Morning Fizz

Morning Fizz: Casting Himself as the Anti-McGinn

Caffeinated News & Gossip

By Morning Fizz July 24, 2013

1. Fizz is still waiting to hear back from Mayor Mike McGinn: Why, if you're so opposed to Whole Foods paying its workers an average of $16 an hour, are you OK with the fact that the city pays some of its workers just above minimum wage? (The McGinn campaign says the mayor objects to the fact that Whole Foods doesn't pay health benefits, and McGinn consultant John Wyble has said the mayor will get back to us with more specifics.)
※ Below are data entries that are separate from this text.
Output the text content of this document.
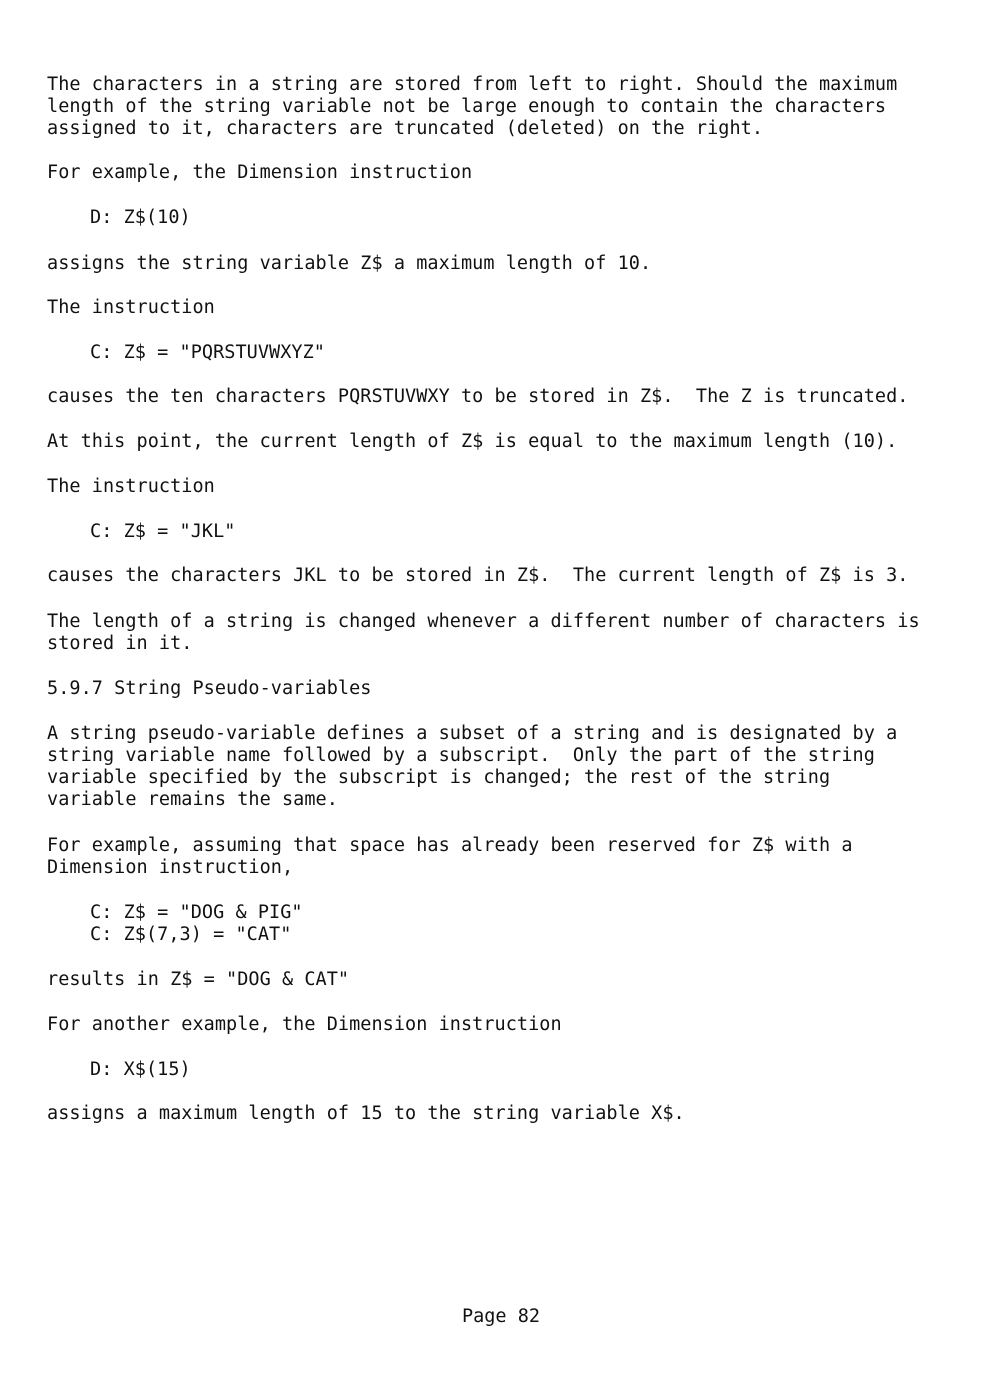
The characters in a string are stored from left to right. Should the maximum
length of the string variable not be large enough to contain the characters
assigned to it, characters are truncated (deleted) on the right.
For example, the Dimension instruction
D: Z$(10)
assigns the string variable Z$ a maximum length of 10.
The instruction
C: Z$ = "PQRSTUVWXYZ"
causes the ten characters PQRSTUVWXY to be stored in Z$.  The Z is truncated.
At this point, the current length of Z$ is equal to the maximum length (10).
The instruction
C: Z$ = "JKL"
causes the characters JKL to be stored in Z$.  The current length of Z$ is 3.
The length of a string is changed whenever a different number of characters is
stored in it.
5.9.7 String Pseudo-variables
A string pseudo-variable defines a subset of a string and is designated by a
string variable name followed by a subscript.  Only the part of the string
variable specified by the subscript is changed; the rest of the string
variable remains the same.
For example, assuming that space has already been reserved for Z$ with a
Dimension instruction,
C: Z$ = "DOG & PIG"
C: Z$(7,3) = "CAT"
results in Z$ = "DOG & CAT"
For another example, the Dimension instruction
D: X$(15)
assigns a maximum length of 15 to the string variable X$.
Page 82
In the meantime we checked out lbloom.net, which catalogues public employees' salaries. As of 2011, they report, nearly 700 city employees made less than $33,592 a year—the amount an employee would make working 40 hours a week for $16.15 an hour, which Whole Foods says is its average non-managerial wage. While many of those workers (perhaps half, based on the fact that they make under $25,000) are clearly part-time, a substantial number aren't—and it's worth noting that one of McGinn's objections to the Whole Foods project is that the company relies on part-time workers, a claim that could also be made of the city. 

According to the city's job pay scale, around 30 job grades start out at a pay rate of less than $16.15 an hour.  

2. During a candidate forum sponsored by Microsoft yesterday, mayoral candidate Peter Steinbrueck was the only candidate to hold up a sign (during the obligatory "lightning round") saying he thought transit programs should have to be approved by voters. 

Contacted after the event, however, Steinbrueck said he was "still trying to figure out what red and green meant, because they weren't marked [yes or no] on the cards," and added that he thinks "any and all means of funding transit, given the crisis, is called for, and if it takes a voter-approved package, I would support that." If the state legislature doesn't give King County the authority to ask voters for more money, Metro riders face a 17 percent cut to service.

3. Speaking of Steinbrueck, he has found a hot issue to spar with McGinn on as a way to turn the race into a Steinbrueck v. McGinn contest as opposed to the Murray v. McGinn contest that the latest polling had set up less than a week ago.

It started out as a PubliCola "One Question" for the candidates about McGinn's objection to granting Whole Foods an alley vacation for its West Seattle project. (McGinn frowns on Whole Foods' non-union policy.) Steinbrueck accused McGinn of "an abuse of the city’s regulatory functions."

And he went on: "There is a process for alley vacations and it has nothing to do with prevailing wage rates. It's perfectly legitimate for the mayor to speak out personally on his views on social goals and social justice such as living wages and housing affordability, but ... the regulatory system does not exist to be used as a tool to advance certain social goals. ... All I’m saying is that the regulatory frameworks should not be used manipulatively and in fact I think it’s illegal."

Murray, meanwhile, told us he was still thinking about the issue.

And while Murray was still thinking about it, the Seattle Times' Danny Westneat, who wrote about the Whole Foods issue last weekend,  picked up on Steinbrueck's charged comments for a follow-up story late yesterday, writing: "A few campaigns did whisper that McGinn was only bucking for the grocery-store union endorsement, which he got. But Steinbrueck, alone, came out blazing publicly about it."

Westneat goes on to give Steinbrueck the mike. And he takes it. Westneat writes:

He called McGinn a hypocrite for not making these same economic-justice points when pushing through a major rezone in South Lake Unionthat greatly benefited Vulcan and the nonunion Amazon.

“It’s only Whole Foods that gets this scrutiny?” Steinbrueck said. “Why is that?”

Steinbrueck also questioned the larger livable-wage movement, saying the unions are rashly using the mayor’s race to “turn Seattle into a national battleground.”

Wages can’t be raised this much by government fiat without “us first having a much broader discussion, which has to include bringing businesses to the table,” he said. “It’s completely presumptuous to say we should jump all the way up to $15 an hour for the minimum wage.”

At an SEIU forum earlier this year, Steinbrueck said he agreed with the idea of a $15 minimum wage but believed it should be "phased in" over time. 

Steinbrueck also, Fizz thinks, has taken the mike away from the other candidates, particularly supposed frontrunner Murray, seizing on an opportunity in the runup to the election to cast himself as the anti-McGinn.